Given the fact that St. Augustine's opened after slavery ended in New York, some historians have objected to the term "slave galleries." But Mr. Hopper and his committee say the phrase reveals a deep truth about the space and the mind-set of those who built it. They point to the only two founding vestrymen located in the 1820 census, both slaveholders at a time when fewer than 2,000 New Yorkers were enslaved. Even after emancipation, legally enslaved people could be found in New York, traveling with Southern masters or hiding from them in the city's busy African-American communities.
It is also possible some early occupants of the galleries were still indentured, or continued to be perceived as slaves even though they were free, suggests Leslie M. Harris, author of "In the Shadow of Slavery: African Americans in New York, 1626-1863."' Writing home in 1831 from Pennsylvania, where blacks had been free for decades, de Tocqueville's traveling companion Gustave de Beaumont observed that "laws don't change customs."
And yet emancipation would have been vitally important to the African-Americans who climbed up to these seats, a truth that also seems to sing from the historical record of this venerated church. All Saints' earliest sacramental lists revealed the names of several apparently free black parishioners, including Henry Nichols, who in 1830 was head of a household of 10 free black people. He made saddles for a living and lived at 11 Lewis Street, a few blocks from the church.
WITH his wife, Phoebe, and three of their children, he went to All Saints' on July 5, 1829, to be baptized. This, Mr. Hopper recognized, was a day black New Yorkers took to the streets in celebration of the second anniversary of emancipation.
There was something else unusual about the incident: "Episcopalians are brought to be baptized in swaddling clothes; it's not something we do late in life," Mr. Hopper said. "This was a conversion, you understand?" It may be that the Nicholses were making a connection between baptism and the "conversion" from slavery to freedom, for their community and perhaps members of their own household. For centuries, slaveholders and enslaved people had been in tension over the rite of baptism, both perceiving it as a door to freedom. To reassure slaveholders, colonial legislatures, including New York's, had passed laws establishing that a slave baptized as a Christian could still be held in bondage.
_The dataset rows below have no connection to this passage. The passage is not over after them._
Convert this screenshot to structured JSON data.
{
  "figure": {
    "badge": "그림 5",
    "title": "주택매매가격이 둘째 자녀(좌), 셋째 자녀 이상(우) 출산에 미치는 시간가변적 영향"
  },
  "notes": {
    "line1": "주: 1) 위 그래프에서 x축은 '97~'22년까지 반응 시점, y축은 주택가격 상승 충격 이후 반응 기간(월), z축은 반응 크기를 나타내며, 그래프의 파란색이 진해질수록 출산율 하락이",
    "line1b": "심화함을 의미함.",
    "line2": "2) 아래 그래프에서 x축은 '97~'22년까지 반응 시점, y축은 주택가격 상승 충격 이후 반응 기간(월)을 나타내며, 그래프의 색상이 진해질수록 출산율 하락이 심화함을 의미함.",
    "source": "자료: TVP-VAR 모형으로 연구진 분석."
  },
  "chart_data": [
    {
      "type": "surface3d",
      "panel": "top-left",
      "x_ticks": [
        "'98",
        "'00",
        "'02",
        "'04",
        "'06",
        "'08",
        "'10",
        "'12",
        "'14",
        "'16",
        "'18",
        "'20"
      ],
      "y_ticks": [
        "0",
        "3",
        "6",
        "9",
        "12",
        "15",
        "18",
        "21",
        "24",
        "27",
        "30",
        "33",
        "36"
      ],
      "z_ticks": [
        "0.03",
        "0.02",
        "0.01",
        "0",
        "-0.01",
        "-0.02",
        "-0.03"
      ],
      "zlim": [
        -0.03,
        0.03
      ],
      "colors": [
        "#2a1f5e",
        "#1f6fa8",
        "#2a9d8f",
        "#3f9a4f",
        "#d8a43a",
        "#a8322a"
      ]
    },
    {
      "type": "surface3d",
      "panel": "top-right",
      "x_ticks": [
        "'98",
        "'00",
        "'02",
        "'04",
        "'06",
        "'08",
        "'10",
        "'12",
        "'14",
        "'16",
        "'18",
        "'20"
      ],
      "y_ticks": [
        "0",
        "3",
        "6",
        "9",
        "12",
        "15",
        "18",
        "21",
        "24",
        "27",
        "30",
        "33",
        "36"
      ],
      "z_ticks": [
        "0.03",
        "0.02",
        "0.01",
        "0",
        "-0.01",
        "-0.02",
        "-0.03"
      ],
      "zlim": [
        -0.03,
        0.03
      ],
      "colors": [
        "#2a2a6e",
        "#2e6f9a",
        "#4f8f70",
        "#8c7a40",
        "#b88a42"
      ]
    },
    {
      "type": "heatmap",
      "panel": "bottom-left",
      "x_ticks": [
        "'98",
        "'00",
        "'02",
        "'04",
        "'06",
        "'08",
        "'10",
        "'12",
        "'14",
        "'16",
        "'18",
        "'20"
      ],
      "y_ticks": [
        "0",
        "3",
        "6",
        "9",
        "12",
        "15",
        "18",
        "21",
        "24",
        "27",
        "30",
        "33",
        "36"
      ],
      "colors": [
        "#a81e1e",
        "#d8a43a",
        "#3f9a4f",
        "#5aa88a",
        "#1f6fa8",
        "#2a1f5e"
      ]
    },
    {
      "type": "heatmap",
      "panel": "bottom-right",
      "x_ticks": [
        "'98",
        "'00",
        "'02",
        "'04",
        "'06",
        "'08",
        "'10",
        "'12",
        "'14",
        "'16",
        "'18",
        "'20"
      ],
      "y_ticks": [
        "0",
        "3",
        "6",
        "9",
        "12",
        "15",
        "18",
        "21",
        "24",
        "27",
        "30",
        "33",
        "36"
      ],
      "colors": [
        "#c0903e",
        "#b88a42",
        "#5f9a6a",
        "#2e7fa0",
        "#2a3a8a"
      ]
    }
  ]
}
At All Saints', the era of both the Nicholses and the patrician founders didn't last. Blacks increasingly left segregated white churches for their own houses of worship. The Lower East Side filled with poor European immigrants, and All Saints' with Irish tenement dwellers. In 1924, an ebbing All Saints' (by the 1940's it would merge with St. Augustine's and begin its transition to black stewardship) celebrated its hundredth anniversary with a drama that included these lines:
Slave: O Massa, am I gwine to be forgot? Alone for me is there no room in Heav'n?
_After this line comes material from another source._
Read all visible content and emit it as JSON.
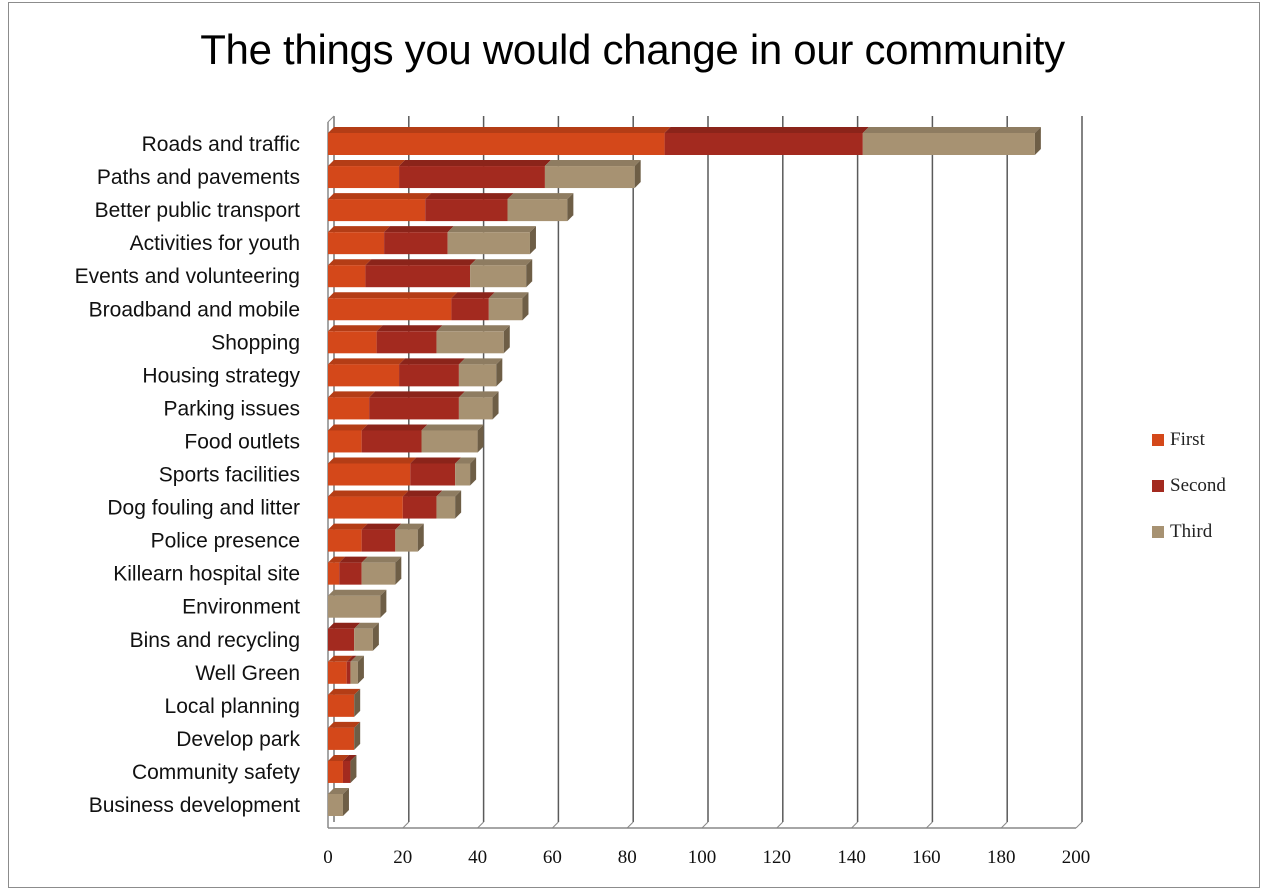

All Saints': Come in dear Negro Slave, you too may come; for you I build two special galleries, where you, locked in, may join in all the hymns and shout Amen! to what your Masters pray.
Later in the drama, New York's governor enters, and, with a tap of his sword, emancipates the kneeling slave, who exclaims, "Glory, glory, hallelujah, freedom!"
In the 1920's, classifieds in The New York Times advertised All Saints' as "the slave-gallery church," complete with "Lincoln Museum," as if, from this safe cultural and historical distance, the space could now be seen as an attraction or curiosity.
The uncovering of St. Augustine's past is a work in progress. But to leave its graciously proportioned sanctuary for one of those galleries is a visceral experience that by itself conveys a great deal. "The power of this," says Mr. Taylor, a co-author of the book "Einstein on Race and Racism," "is that you can share it with people. People can come in and get an experience. Otherwise, it's just two rooms."